BANU ALKAN: KAÇALIM BURADAN! Hazır Tuba da varken Ferhat Güzel konusunu açıyorum. Tuba "Ben buraya dinlenmeye geldim. Buraya girmeden yüzümde bir tane sivilce yoktu, şu anda tüm yüzüm sivilce doldu. Burada sadece bir kişi ünlü, öbürleri ünsüz değil. Ferhat konuştuğu kelimeleri doğru düzgün seçen bir insan değil. Ne küçüğüne, ne büyüğüne saygısı var." Tuba çıkışta psikoloğa gideceğini sözlerine ekliyor. Duyun da inanmayın, Güllü eskiden Banu Alkan hayranıymış sonra fikri değişmiş. "Kamera görünce tamamıyla değişiyor. Kadın sürekli oynuyor. Kendini gerçekten Afrodit zannediyor; 61 doğumluyum, diyor.
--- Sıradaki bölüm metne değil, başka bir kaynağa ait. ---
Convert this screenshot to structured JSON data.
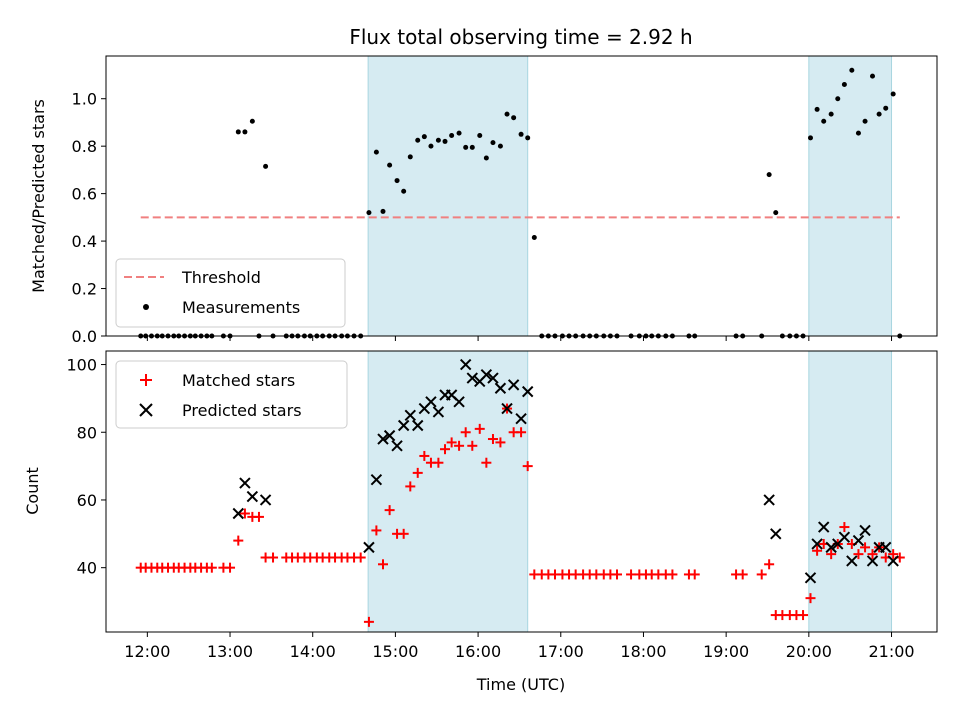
{
  "chart_data": [
    {
      "type": "scatter",
      "title": "Flux total observing time = 2.92 h",
      "xlabel": "",
      "ylabel": "Matched/Predicted stars",
      "xlim": [
        11.5,
        21.55
      ],
      "ylim": [
        0,
        1.18
      ],
      "yticks": [
        0.0,
        0.2,
        0.4,
        0.6,
        0.8,
        1.0
      ],
      "ytick_labels": [
        "0.0",
        "0.2",
        "0.4",
        "0.6",
        "0.8",
        "1.0"
      ],
      "shaded_intervals": [
        [
          14.67,
          16.6
        ],
        [
          20.0,
          21.0
        ]
      ],
      "threshold": {
        "name": "Threshold",
        "y": 0.5,
        "x": [
          11.92,
          21.1
        ],
        "color": "#f08080"
      },
      "legend": {
        "placement": "lower-left",
        "entries": [
          "Threshold",
          "Measurements"
        ]
      },
      "series": [
        {
          "name": "Measurements",
          "color": "#000000",
          "x": [
            11.92,
            11.98,
            12.05,
            12.12,
            12.18,
            12.25,
            12.32,
            12.38,
            12.45,
            12.52,
            12.58,
            12.65,
            12.72,
            12.78,
            12.92,
            13.0,
            13.1,
            13.18,
            13.27,
            13.35,
            13.43,
            13.52,
            13.68,
            13.75,
            13.82,
            13.9,
            13.97,
            14.05,
            14.12,
            14.2,
            14.27,
            14.35,
            14.42,
            14.5,
            14.58,
            14.68,
            14.77,
            14.85,
            14.93,
            15.02,
            15.1,
            15.18,
            15.27,
            15.35,
            15.43,
            15.52,
            15.6,
            15.68,
            15.77,
            15.85,
            15.93,
            16.02,
            16.1,
            16.18,
            16.27,
            16.35,
            16.43,
            16.52,
            16.6,
            16.68,
            16.77,
            16.85,
            16.93,
            17.02,
            17.1,
            17.18,
            17.27,
            17.35,
            17.43,
            17.52,
            17.6,
            17.68,
            17.85,
            17.95,
            18.03,
            18.1,
            18.18,
            18.27,
            18.35,
            18.55,
            18.62,
            19.12,
            19.2,
            19.43,
            19.52,
            19.6,
            19.68,
            19.77,
            19.85,
            19.93,
            20.02,
            20.1,
            20.18,
            20.27,
            20.35,
            20.43,
            20.52,
            20.6,
            20.68,
            20.77,
            20.85,
            20.93,
            21.02,
            21.1
          ],
          "y": [
            0,
            0,
            0,
            0,
            0,
            0,
            0,
            0,
            0,
            0,
            0,
            0,
            0,
            0,
            0,
            0,
            0.86,
            0.86,
            0.905,
            0,
            0.715,
            0,
            0,
            0,
            0,
            0,
            0,
            0,
            0,
            0,
            0,
            0,
            0,
            0,
            0,
            0.52,
            0.775,
            0.525,
            0.72,
            0.655,
            0.61,
            0.755,
            0.825,
            0.84,
            0.8,
            0.825,
            0.82,
            0.845,
            0.855,
            0.795,
            0.795,
            0.845,
            0.75,
            0.815,
            0.8,
            0.935,
            0.92,
            0.85,
            0.835,
            0.415,
            0,
            0,
            0,
            0,
            0,
            0,
            0,
            0,
            0,
            0,
            0,
            0,
            0,
            0,
            0,
            0,
            0,
            0,
            0,
            0,
            0,
            0,
            0,
            0,
            0.68,
            0.52,
            0,
            0,
            0,
            0,
            0.835,
            0.955,
            0.905,
            0.935,
            1.0,
            1.06,
            1.12,
            0.855,
            0.905,
            1.095,
            0.935,
            0.96,
            1.02,
            0
          ]
        }
      ]
    },
    {
      "type": "scatter",
      "title": "",
      "xlabel": "Time (UTC)",
      "ylabel": "Count",
      "xlim": [
        11.5,
        21.55
      ],
      "ylim": [
        21,
        104
      ],
      "xticks": [
        12,
        13,
        14,
        15,
        16,
        17,
        18,
        19,
        20,
        21
      ],
      "xtick_labels": [
        "12:00",
        "13:00",
        "14:00",
        "15:00",
        "16:00",
        "17:00",
        "18:00",
        "19:00",
        "20:00",
        "21:00"
      ],
      "yticks": [
        40,
        60,
        80,
        100
      ],
      "ytick_labels": [
        "40",
        "60",
        "80",
        "100"
      ],
      "shaded_intervals": [
        [
          14.67,
          16.6
        ],
        [
          20.0,
          21.0
        ]
      ],
      "legend": {
        "placement": "top-left",
        "entries": [
          "Matched stars",
          "Predicted stars"
        ]
      },
      "series": [
        {
          "name": "Matched stars",
          "marker": "plus",
          "color": "#ff0000",
          "x": [
            11.92,
            11.98,
            12.05,
            12.12,
            12.18,
            12.25,
            12.32,
            12.38,
            12.45,
            12.52,
            12.58,
            12.65,
            12.72,
            12.78,
            12.92,
            13.0,
            13.1,
            13.18,
            13.27,
            13.35,
            13.43,
            13.52,
            13.68,
            13.75,
            13.82,
            13.9,
            13.97,
            14.05,
            14.12,
            14.2,
            14.27,
            14.35,
            14.42,
            14.5,
            14.58,
            14.68,
            14.77,
            14.85,
            14.93,
            15.02,
            15.1,
            15.18,
            15.27,
            15.35,
            15.43,
            15.52,
            15.6,
            15.68,
            15.77,
            15.85,
            15.93,
            16.02,
            16.1,
            16.18,
            16.27,
            16.35,
            16.43,
            16.52,
            16.6,
            16.68,
            16.77,
            16.85,
            16.93,
            17.02,
            17.1,
            17.18,
            17.27,
            17.35,
            17.43,
            17.52,
            17.6,
            17.68,
            17.85,
            17.95,
            18.03,
            18.1,
            18.18,
            18.27,
            18.35,
            18.55,
            18.62,
            19.12,
            19.2,
            19.43,
            19.52,
            19.6,
            19.68,
            19.77,
            19.85,
            19.93,
            20.02,
            20.1,
            20.18,
            20.27,
            20.35,
            20.43,
            20.52,
            20.6,
            20.68,
            20.77,
            20.85,
            20.93,
            21.02,
            21.1
          ],
          "y": [
            40,
            40,
            40,
            40,
            40,
            40,
            40,
            40,
            40,
            40,
            40,
            40,
            40,
            40,
            40,
            40,
            48,
            56,
            55,
            55,
            43,
            43,
            43,
            43,
            43,
            43,
            43,
            43,
            43,
            43,
            43,
            43,
            43,
            43,
            43,
            24,
            51,
            41,
            57,
            50,
            50,
            64,
            68,
            73,
            71,
            71,
            75,
            77,
            76,
            80,
            76,
            81,
            71,
            78,
            77,
            87,
            80,
            80,
            70,
            38,
            38,
            38,
            38,
            38,
            38,
            38,
            38,
            38,
            38,
            38,
            38,
            38,
            38,
            38,
            38,
            38,
            38,
            38,
            38,
            38,
            38,
            38,
            38,
            38,
            41,
            26,
            26,
            26,
            26,
            26,
            31,
            45,
            47,
            44,
            47,
            52,
            47,
            44,
            46,
            44,
            46,
            43,
            44,
            43
          ]
        },
        {
          "name": "Predicted stars",
          "marker": "x",
          "color": "#000000",
          "x": [
            13.1,
            13.18,
            13.27,
            13.43,
            14.68,
            14.77,
            14.85,
            14.93,
            15.02,
            15.1,
            15.18,
            15.27,
            15.35,
            15.43,
            15.52,
            15.6,
            15.68,
            15.77,
            15.85,
            15.93,
            16.02,
            16.1,
            16.18,
            16.27,
            16.35,
            16.43,
            16.52,
            16.6,
            16.68,
            19.52,
            19.6,
            20.02,
            20.1,
            20.18,
            20.27,
            20.35,
            20.43,
            20.52,
            20.6,
            20.68,
            20.77,
            20.85,
            20.93,
            21.02
          ],
          "y": [
            56,
            65,
            61,
            60,
            46,
            66,
            78,
            79,
            76,
            82,
            85,
            82,
            87,
            89,
            86,
            91,
            91,
            89,
            100,
            96,
            95,
            97,
            96,
            93,
            87,
            94,
            84,
            92,
            null,
            60,
            50,
            37,
            47,
            52,
            46,
            47,
            49,
            42,
            48,
            51,
            42,
            46,
            46,
            42
          ]
        }
      ]
    }
  ]
}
Küçülsün de cebime girsin bari." Güllü'nün diğer iddiası ise çok ilginç; Banu Alkan'ın bir gece Güllü'ye yanaşıp "Gel yanımıza iki günlük yemek alıp kaçalım, herkes bizi arar, haberlere konu oluruz sonra da beraber ekstra işlere gideriz" demiş... Valla elçiye zeval olmaz... Sanırım Banu Hanım da içeride konuşulanların boyutlarını tahmin etti ki, beni tuttuğu gibi yürüyüşe kaçırdı. Tabii kendisine bu iddiaları sordum, bana "Burası Afrodit'in çiftliğidir. Kimse Banu Alkan'ı yıkamaz, Güllü hiç yıkamaz" dedi... Yok, yok ben çok yoruldum. Üç saatte bitirdiler beni. Kim doğru, kim yanlış bilemem. Ama bu sefer çiftlikte ciddi numaralar dönmekte. Benim aklım almadı. Zaten gider ayak Banu Alkan ve Tuba Altıntop benim yüzümden, 'sen onu dedin, ben bunu dedim' diye birbirlerine girdiler. İbret dedikleri budur! Bu ne ihtiras, bu ne dümen, bu ne şöhret sevdası Yarabbim!